Incydent z udziałem prezesa PiS. Jest stanowisko policji

Dodano:
Prezes Prawa i Sprawiedliwości Jarosław Kaczyński złożył kwiaty pod pomnikiem Ofiar Tragedii Smoleńskiej na Pl. Piłsudskiego w Warszawie Źródło: PAP / Tomasz Gzell
Stołeczna policja odniosła się do incydentu, do którego doszło przed pomnikiem smoleńskim na Placu Piłsudskiego w Warszawie.

Do incydentu doszło we wtorek 10 października, przy okazji uroczystości z okazji miesięcznicy katastrofy smoleńskiej.

Grupa Tu Obywatele zamieściła w mediach społecznościowych nagranie, na którym widać, jak prezes PiS Jarosław Kaczyński podchodzi do pomnika Ofiar Tragedii Smoleńskiej 2010 roku, podnosi jeden z wieńców i odrywa od niego tabliczkę. Znajdował się na niej napis: „Pamięci 95 ofiar Lecha Kaczyńskiego, który ignorując wszelkie procedury nakazał pilotom lądować w Smoleńsku w skrajnie trudnych warunkach. Spoczywajcie w pokoju”. Jarosław Kaczyński co prawda zniszczył tabliczkę, ale odłożył wiązankę na miejsce.

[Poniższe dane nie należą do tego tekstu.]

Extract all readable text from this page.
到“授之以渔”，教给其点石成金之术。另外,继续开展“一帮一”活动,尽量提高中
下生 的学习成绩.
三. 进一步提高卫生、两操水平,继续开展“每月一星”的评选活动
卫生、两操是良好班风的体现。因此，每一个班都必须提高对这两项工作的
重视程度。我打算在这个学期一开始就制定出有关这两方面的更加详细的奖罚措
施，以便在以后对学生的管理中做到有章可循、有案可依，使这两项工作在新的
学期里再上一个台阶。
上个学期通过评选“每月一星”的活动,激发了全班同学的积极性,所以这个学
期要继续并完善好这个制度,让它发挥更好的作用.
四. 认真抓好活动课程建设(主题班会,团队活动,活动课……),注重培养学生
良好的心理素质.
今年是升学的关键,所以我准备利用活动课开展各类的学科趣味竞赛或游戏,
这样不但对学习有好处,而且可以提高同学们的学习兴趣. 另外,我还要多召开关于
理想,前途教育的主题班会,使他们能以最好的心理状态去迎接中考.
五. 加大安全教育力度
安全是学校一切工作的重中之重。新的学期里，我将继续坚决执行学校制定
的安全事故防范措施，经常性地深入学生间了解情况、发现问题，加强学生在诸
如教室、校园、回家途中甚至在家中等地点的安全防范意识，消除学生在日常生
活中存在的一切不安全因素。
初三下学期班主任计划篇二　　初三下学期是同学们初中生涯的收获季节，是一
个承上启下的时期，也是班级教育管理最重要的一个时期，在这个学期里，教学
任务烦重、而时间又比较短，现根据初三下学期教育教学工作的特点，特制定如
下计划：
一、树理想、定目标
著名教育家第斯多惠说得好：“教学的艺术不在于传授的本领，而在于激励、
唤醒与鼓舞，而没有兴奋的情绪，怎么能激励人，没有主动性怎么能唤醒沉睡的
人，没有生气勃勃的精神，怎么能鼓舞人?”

Incydent przed Pomnikiem Ofiar Tragedii Smoleńskiej. Policja komentuje

Podinsp. Sylwester Marczak, rzecznik Komendy Stołecznej Policji przekazał krótkie oświadczenie w tej sprawie portalowi Onet.

–Policjanci podjęli wszelki czynności, by zapewnić bezpieczeństwo wszystkich osób. Dalsze czynności uzależnione są od oceny prawno-karnej – powiedział.

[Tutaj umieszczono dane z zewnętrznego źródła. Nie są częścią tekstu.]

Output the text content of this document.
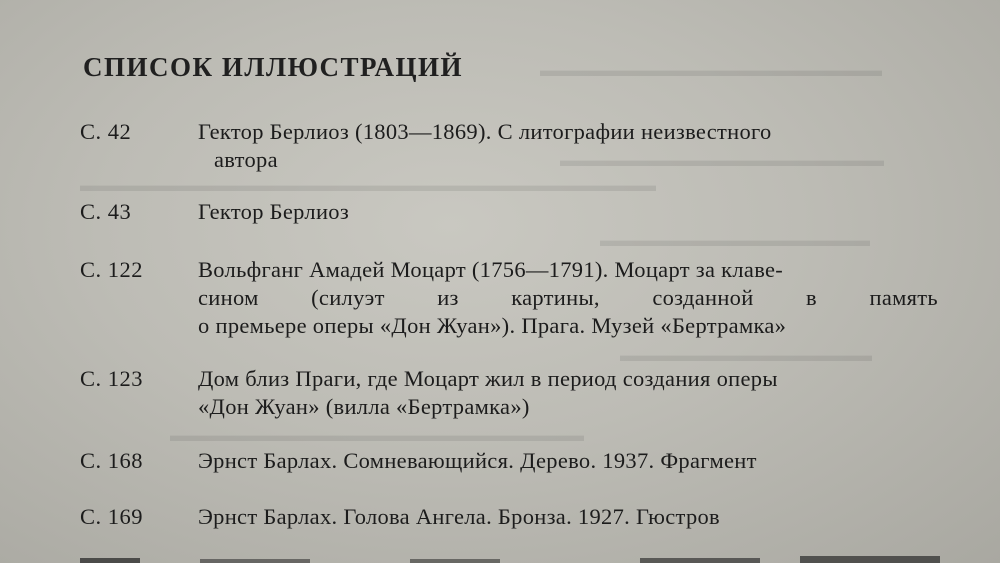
▬▬▬▬▬▬▬▬▬▬▬▬▬▬▬▬▬▬▬
▬▬▬▬▬▬▬▬▬▬▬▬▬▬▬▬▬▬
▬▬▬▬▬▬▬▬▬▬▬▬▬▬▬▬▬▬▬▬▬▬▬▬▬▬▬▬▬▬▬▬
▬▬▬▬▬▬▬▬▬▬▬▬▬▬▬
▬▬▬▬▬▬▬▬▬▬▬▬▬▬
▬▬▬▬▬▬▬▬▬▬▬▬▬▬▬▬▬▬▬▬▬▬▬
СПИСОК ИЛЛЮСТРАЦИЙ
С. 42	Гектор Берлиоз (1803—1869). С литографии неизвестного
автора
С. 43	Гектор Берлиоз
С. 122	Вольфганг Амадей Моцарт (1756—1791). Моцарт за клаве-
сином (силуэт из картины, созданной в память
о премьере оперы «Дон Жуан»). Прага. Музей «Бертрамка»
С. 123	Дом близ Праги, где Моцарт жил в период создания оперы
«Дон Жуан» (вилла «Бертрамка»)
С. 168	Эрнст Барлах. Сомневающийся. Дерево. 1937. Фрагмент
С. 169	Эрнст Барлах. Голова Ангела. Бронза. 1927. Гюстров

Ze strony osób, które nagrywały to zdarzenie, pojawiły się oskarżenia, że zniszczono cudze mienie. –Zniszczył własność, to przestępca – skomentował jeden z protestujących. Jeden z protestujących nazwał prezesa PiS „złodziejem i mordercą” i wzywał do jego aresztowania. Jarosław Kaczyński miał z kolei domagać się wylegitymowania osób, które złożyły wieniec z oskarżeniem. – Jestem ministrem do spraw bezpieczeństwa chce znać ich nazwiska! – powiedział.

Przedsiębiorca Zbigniew Komosa, który co miesiąc przynosi wieniec z tabliczką pod pomnik, odniósł się do sprawy na portalu X. „Mój wieniec zniszczony osobiście przez Jarosława Kaczyńskiego. Czyn ten zabezpieczała policja. Wezwaliśmy techników policyjnych w celu zabezpieczenia dowodów. Sprawę zgłaszam do sądu” – napisał.


Źródło: Onet.pl, WPROST.pl
Proszę czekać ...

Proszę czekać ...

Proszę czekać ...

Proszę czekać ...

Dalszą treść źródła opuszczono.